David Rothenberg makes music live with the sounds of nature, records music with other species, and writes books and makes films about the process.  His books and recordings in the field of interspecies music include Why Birds Sing on birds, Thousand Mile Song on whales, and Bug Music on insects.  These works have been translated into many foreign languages and have been the subject of documentary films and radio programs in many countries, including Germany, France, Finland, Denmark, the UK, and the United States, including the BBC feature-length TV program Why Birds Sing.

            Rothenberg has also written Sudden Music, Blue Cliff Record,  Hand’s End, and Survival of the Beautiful. As a musician Rothenberg has performed and recorded with Pauline Oliveros, Peter Gabriel, Ray Phiri, Suzanne Vega, Scanner, Elliot Sharp, Iva Bittová, and the Karnataka College of Percussion.  His CD, One Dark Night I Left My Silent House, a duet with pianist Marilyn Crispell, came out on ECM in 2010.  
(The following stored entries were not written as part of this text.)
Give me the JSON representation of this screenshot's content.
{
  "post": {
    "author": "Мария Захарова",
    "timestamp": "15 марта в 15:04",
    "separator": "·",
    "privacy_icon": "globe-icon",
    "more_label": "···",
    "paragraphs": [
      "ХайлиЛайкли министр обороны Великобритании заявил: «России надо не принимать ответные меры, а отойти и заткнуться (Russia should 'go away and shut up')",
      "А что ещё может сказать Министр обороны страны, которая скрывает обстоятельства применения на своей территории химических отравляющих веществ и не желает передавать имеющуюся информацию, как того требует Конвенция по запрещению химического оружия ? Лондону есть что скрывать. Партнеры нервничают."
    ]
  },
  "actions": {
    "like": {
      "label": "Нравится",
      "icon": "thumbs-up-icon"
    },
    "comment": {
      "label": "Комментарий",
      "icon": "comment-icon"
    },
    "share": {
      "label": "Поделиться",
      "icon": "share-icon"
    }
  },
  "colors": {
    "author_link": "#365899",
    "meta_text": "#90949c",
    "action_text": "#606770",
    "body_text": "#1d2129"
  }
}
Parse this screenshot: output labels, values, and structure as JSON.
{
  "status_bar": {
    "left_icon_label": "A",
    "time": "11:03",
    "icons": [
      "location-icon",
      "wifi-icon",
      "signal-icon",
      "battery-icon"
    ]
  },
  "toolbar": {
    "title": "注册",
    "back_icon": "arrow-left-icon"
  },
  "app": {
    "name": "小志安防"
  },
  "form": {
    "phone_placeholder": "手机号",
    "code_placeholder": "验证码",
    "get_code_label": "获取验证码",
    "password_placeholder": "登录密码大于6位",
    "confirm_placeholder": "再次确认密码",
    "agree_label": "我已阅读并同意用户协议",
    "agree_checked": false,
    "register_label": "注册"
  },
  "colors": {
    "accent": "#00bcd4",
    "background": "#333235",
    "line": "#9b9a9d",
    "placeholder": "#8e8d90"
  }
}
            Rothenberg is distinguished professor of philosophy and music at the New Jersey Institute of Technology.  He has also collaborated with neuroscientists on a series of projects trying to bring musical understanding to scientific methods of understanding animal sounds, and he is working on new ways to visualize animal music as he continues to bring an ever larger assortment of international collaborators together to interact with the sounds of other species.